Sunday, August 03, 2014

FILM :: Mood Indigo (L'écume des jours): melancholic surrealism where not all is as it seems (QFT until 14 Aug)

Colin lives in Paris in a parallel universe. Played by Romain Duris, he’s terribly French and feels that his solitude is unfair. A solitude that includes a live-in cook Nicholas (Omar Sy), and a vegetable-growing mouse who scoots about the house – itself a train carriage lodged between two buildings – in a series of tubes, and occasionally a car! But a solitude that lacks a significant other.

At a dog’s party, Colin meets Chloé (Audrey Tautou). [Watch out of the Amélie red dress!] Soon they are on cloud nine travelling across Paris in a cloud-shaped vehicle with a dome windshield. This was the point that reminded me of The Science of Sleep (La Science des rêves), a film I dragged an un-convinced colleague* to in London seven and a half years ago. And sure enough Mood Indigo and The Science of Sleep are both directed by Michel Gondry. [* Norwin blogs at Destroy All Onions]

Themes and common imagery abound: typesetting, clouds, beds and angsty love. Just without the cardboard cars this time. Instead there’s a pianocktail created by Colin that makes a drink based on how you tickle its ivories.

After a cross between a ghost train ride and a religious ceremony, the happy couple go on honeymoon. Chloé falls ill and Colin’s world visibly shrinks as his true love weakens. While the disease and its cure are equally surreal, the declining health takes its toll on Colin’s soundness of mind and dwindling finances.

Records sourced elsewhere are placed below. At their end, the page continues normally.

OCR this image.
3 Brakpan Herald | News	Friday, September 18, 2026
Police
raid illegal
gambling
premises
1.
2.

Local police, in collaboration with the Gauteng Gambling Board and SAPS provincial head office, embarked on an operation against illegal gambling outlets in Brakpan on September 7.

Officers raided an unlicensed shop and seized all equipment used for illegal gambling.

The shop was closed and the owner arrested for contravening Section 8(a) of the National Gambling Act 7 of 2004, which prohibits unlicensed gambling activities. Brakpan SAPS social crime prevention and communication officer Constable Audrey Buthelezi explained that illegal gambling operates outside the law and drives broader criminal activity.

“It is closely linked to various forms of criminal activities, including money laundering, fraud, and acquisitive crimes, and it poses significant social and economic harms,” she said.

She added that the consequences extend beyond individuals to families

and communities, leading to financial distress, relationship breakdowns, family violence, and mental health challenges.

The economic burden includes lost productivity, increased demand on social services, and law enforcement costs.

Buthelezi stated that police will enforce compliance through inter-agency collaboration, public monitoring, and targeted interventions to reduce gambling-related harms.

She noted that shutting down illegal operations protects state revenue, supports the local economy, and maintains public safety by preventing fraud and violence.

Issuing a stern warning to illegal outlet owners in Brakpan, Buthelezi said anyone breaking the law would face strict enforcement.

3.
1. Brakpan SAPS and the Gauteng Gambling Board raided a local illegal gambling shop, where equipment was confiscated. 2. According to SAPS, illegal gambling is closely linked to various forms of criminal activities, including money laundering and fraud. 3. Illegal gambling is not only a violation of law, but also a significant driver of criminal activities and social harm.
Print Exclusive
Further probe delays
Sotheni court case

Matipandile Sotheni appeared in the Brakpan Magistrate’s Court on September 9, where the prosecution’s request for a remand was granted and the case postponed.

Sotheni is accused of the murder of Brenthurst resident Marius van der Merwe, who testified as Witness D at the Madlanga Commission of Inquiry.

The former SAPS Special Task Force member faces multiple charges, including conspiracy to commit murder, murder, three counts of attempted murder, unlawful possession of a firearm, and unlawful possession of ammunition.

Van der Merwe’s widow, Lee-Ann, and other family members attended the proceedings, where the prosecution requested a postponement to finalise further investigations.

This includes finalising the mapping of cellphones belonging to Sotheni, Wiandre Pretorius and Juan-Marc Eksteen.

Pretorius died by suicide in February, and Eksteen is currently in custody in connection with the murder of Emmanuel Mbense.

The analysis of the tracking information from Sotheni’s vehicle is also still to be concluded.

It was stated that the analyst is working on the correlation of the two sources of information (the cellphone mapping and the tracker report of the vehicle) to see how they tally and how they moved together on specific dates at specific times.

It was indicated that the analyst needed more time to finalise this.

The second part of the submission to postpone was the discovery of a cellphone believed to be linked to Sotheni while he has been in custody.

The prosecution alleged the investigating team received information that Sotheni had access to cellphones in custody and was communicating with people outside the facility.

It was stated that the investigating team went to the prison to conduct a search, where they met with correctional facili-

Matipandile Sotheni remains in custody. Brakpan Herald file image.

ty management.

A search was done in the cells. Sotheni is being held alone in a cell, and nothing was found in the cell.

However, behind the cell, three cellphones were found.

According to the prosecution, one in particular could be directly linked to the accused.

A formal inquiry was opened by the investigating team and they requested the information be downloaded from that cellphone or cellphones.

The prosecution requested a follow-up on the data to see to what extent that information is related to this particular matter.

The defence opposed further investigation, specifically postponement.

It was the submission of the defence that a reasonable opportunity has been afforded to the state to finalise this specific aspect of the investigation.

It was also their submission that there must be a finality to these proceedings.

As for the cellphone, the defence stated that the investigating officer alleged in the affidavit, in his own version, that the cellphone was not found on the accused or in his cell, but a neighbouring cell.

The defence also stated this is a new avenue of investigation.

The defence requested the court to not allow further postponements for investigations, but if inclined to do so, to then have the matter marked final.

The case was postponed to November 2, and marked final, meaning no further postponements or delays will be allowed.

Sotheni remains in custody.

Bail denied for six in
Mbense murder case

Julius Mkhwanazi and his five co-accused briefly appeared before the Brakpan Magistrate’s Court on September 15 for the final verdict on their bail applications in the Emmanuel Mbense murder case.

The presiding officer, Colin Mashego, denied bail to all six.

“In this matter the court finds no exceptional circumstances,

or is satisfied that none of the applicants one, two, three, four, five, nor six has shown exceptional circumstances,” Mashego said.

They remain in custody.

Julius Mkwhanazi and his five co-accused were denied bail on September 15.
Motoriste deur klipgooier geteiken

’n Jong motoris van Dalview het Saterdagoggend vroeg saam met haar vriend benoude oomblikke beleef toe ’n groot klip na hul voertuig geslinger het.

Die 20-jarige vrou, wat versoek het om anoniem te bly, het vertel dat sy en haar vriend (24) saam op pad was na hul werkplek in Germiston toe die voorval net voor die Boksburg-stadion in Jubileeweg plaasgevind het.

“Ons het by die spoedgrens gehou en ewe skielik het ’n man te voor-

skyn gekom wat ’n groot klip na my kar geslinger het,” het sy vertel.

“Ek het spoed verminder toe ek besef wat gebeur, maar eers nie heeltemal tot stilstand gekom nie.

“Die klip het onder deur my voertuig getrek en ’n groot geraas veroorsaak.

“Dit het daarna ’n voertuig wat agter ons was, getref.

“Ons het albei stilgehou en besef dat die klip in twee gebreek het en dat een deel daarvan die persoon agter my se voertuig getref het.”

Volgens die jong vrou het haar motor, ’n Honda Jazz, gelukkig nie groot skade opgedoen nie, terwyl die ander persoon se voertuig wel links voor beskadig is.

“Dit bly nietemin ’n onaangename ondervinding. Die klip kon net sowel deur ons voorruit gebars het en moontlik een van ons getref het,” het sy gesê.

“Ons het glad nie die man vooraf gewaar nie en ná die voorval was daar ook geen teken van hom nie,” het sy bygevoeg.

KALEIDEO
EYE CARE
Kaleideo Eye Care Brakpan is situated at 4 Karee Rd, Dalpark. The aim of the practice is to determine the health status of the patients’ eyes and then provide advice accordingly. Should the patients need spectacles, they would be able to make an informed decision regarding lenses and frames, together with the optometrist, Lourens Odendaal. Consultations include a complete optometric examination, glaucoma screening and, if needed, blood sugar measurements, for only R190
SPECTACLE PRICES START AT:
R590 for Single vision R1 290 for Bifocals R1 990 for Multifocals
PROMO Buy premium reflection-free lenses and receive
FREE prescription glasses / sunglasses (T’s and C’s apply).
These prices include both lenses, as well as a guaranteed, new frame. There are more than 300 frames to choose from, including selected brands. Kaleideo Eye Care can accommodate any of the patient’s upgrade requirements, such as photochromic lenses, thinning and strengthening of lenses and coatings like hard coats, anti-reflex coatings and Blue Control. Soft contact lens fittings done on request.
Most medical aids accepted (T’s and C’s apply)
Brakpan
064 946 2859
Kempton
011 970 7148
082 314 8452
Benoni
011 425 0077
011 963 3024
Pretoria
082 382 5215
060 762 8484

Mood Indigo is let down by less than three dimensional characters who remain flat and limp throughout the largely surreal and constantly imaginative scenes. The spark between Colin and Chloé is not terribly bright. Perhaps the most vivid person is Alise, the long-suffering girlfriend of Colin’s buddy Chick (who compulsively collects anything connected with the writer Jean-Sol Partre).

Ultimately, while the props and effects are mesmerising, and the fantasy world is intriguing, I left the QFT screen after ninety five minutes unfulfilled by the melancholic love story at the centre of the plot. Bittersweet but shallow.

Yet quirky Michel Gondry films are few and far between, so for that reason – and also for the near-Monty Python moment near the end at which the audience erupts with inappropriate laughter – it’s worth going along to see Mood Indigo at the Queen’s Film Theatre between now and the 14 August.